Her memorial stands in a prestigious position where the families of prosperous merchants, ship owners and shipbuilders all lie buried which suggested that the mother in question, whether dearest or beloved, must have been a woman of some substance. The monument has been dated to around 1851 and, since headstones were not normally erected until at least a year after the interment, I searched through burial records for the period in question and a dozen likely candidates soon emerged. These records in the Mitchell Library made interesting reading, reflecting a more uncertain world than ours where death could visit at any time in often bizarre circumstances which included falling chimneys, collapsing walls, exploding boilers and even a kick from a horse.  One eleven-year-boy was apparently choked by a mouthful of butcher’s meat, though most of the causes of death entered in the registers are terse and commonplace – smallpox, whooping cough, debility, pneumonia and so on.

Sadly, during my research, I uncovered one case where three brief, cold entries recorded the poignant tragedy of Peter Dunn who, over the space of just one week, lost his wife and both newly born twin daughters.  I returned to the Necropolis where a stroll round the head-stones left only five women unaccounted for; and finally, with the invaluable help of someone who, with her husband, has taken on the daunting chore of recording all the epitaphs, I was able to find with almost total certainty the identity I sought.

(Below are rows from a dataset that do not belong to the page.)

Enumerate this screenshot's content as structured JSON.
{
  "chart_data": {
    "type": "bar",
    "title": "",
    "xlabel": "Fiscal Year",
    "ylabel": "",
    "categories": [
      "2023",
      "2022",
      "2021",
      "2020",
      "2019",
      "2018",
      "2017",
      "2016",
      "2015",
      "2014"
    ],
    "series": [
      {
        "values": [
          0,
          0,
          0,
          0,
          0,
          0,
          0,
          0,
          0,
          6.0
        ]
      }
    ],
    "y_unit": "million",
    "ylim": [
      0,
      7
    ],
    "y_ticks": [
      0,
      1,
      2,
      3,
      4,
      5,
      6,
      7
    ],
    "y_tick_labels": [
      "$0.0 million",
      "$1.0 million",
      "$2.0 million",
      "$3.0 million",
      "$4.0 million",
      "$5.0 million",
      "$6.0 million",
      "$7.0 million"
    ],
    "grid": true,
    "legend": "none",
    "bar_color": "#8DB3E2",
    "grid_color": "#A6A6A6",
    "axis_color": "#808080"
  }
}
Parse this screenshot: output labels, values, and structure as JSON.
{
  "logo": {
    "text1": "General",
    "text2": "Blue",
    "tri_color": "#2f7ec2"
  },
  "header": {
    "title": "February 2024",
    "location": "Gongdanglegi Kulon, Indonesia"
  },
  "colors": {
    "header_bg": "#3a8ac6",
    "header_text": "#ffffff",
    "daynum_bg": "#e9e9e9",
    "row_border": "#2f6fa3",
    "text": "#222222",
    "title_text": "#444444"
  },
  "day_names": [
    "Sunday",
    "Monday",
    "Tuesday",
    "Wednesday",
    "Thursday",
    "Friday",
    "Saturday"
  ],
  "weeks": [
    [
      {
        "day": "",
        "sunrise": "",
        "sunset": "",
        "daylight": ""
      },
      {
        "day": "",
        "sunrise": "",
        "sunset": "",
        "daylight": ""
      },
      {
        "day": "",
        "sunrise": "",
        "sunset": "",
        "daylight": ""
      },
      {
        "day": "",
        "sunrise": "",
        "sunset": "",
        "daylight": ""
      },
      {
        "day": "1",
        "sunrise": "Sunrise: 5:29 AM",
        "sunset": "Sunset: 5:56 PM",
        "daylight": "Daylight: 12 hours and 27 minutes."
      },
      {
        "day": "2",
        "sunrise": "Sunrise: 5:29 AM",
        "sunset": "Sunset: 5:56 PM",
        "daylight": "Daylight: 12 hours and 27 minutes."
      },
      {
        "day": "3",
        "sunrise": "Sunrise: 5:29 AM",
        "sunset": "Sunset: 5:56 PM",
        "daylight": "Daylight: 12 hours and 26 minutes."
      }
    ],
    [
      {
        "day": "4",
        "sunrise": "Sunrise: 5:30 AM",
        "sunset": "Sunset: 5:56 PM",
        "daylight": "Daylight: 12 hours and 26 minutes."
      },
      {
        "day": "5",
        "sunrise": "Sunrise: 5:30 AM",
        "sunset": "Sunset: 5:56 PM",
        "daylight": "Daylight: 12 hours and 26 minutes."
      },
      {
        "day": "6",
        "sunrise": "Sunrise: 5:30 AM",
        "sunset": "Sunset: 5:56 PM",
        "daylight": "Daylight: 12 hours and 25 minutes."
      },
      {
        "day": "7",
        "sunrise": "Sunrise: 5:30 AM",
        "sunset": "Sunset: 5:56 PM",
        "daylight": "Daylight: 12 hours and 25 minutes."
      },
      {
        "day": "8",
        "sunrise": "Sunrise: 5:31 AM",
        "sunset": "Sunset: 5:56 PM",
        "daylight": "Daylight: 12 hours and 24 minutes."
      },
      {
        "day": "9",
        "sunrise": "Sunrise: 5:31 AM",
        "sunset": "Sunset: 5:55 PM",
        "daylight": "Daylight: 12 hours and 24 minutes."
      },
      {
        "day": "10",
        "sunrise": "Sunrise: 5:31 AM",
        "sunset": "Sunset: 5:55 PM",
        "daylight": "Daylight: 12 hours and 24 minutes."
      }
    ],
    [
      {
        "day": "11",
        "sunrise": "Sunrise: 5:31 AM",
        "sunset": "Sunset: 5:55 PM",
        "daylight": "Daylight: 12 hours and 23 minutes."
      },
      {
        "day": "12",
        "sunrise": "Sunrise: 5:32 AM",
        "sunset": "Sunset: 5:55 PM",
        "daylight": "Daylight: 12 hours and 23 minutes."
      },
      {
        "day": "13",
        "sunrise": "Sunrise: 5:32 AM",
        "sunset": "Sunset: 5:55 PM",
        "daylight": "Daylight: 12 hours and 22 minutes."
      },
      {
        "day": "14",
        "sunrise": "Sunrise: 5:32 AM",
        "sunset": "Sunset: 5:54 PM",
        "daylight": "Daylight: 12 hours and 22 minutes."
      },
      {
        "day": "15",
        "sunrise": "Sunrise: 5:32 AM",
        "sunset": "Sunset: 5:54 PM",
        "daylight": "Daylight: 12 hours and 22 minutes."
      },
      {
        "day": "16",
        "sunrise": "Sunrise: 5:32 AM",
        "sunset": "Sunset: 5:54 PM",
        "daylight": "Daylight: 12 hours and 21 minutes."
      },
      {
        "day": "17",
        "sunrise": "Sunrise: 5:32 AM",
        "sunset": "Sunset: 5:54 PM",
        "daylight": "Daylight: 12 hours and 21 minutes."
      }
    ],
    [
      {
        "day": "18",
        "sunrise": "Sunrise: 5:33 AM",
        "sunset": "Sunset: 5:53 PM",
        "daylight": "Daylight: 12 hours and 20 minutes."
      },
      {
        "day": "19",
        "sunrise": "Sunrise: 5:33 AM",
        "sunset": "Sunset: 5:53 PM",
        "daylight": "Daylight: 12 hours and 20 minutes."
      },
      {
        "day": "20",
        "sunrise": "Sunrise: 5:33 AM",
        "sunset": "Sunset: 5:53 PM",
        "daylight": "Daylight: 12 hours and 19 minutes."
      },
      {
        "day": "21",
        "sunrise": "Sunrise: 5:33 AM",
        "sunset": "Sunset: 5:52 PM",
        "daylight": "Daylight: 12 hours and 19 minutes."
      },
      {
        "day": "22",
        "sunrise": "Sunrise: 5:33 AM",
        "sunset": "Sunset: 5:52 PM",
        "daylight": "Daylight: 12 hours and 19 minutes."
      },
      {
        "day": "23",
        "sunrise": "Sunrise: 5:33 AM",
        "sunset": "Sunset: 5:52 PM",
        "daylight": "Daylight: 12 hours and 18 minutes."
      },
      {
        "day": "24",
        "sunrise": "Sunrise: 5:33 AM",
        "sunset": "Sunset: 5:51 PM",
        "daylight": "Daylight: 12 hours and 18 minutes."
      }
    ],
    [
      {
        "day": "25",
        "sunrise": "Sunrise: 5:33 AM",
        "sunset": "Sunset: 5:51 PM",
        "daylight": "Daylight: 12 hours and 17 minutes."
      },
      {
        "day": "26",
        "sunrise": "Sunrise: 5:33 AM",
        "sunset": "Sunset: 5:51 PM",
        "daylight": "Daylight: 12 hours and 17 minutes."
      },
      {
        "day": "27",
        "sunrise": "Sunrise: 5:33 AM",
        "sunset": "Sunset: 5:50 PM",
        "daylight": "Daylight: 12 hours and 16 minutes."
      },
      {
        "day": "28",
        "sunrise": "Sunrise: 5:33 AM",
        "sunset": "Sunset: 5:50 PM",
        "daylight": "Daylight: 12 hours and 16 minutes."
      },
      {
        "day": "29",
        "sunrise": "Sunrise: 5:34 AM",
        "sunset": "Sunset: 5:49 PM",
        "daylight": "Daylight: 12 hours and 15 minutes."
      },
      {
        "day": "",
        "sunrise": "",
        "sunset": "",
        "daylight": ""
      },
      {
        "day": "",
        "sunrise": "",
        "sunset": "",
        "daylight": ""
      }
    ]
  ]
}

Agnes Strang, the wife of Allan Gilmour, died in childbirth during the winter of 1849 and was interred in December, aged 33, leaving behind three young children, plus the new baby.  On closer inspection, two of the children depicted on the stone did indeed turn out to be small boys dressed in petticoats after the fashion of the time and only really distinguishable from their older sister by their slightly shorter, bobbed hair. Their father was a wealthy ship owner and merchant, born in the Renfrewshire Mearns.  He was eleven years older than his wife and descended from the Polloks, wealthy landowners on the south side of the city. One branch of the family had established a thriving business at New Brunswick in Canada, going on to acquire extensive stretches of forest upcountry where timber must have seemed limitless.

This company also opened up a chain of sawmills which processed the trees knocked down by lumberjacks for use in ship-building. At the age of 16, Allan was sent across the North Atlantic on one of his family’s ships to join this rapidly expanding business and was soon promoted through the ranks, eventually becoming a partner.  After his wife’s untimely death, he and his offspring continued to live in the comfortable family home in St Vincent Street, together  with the childrens’ grandmother, a cook, a housemaid and two nurses.  Allan eventually retired to the plusher Park Gardens overlooking the West End where he died in November, 1884, being buried alongside Agnes.  He never remarried and left a huge estate, valued in today’s terms at £24 million.

I am glad I was able to put a name to “Dearest Mother”: but there are so many people lying up there on the hill whose identities are being slowly but inexorably lost to the ivy, erosion and the windswept scars of neglect.  An organisation called, suitably enough, “The Friends of the Necropolis” has now belatedly been set up to champion its cause; and to restore a sense of pride in this historic asset. Their website can be found at www.glasgownecropolis.org.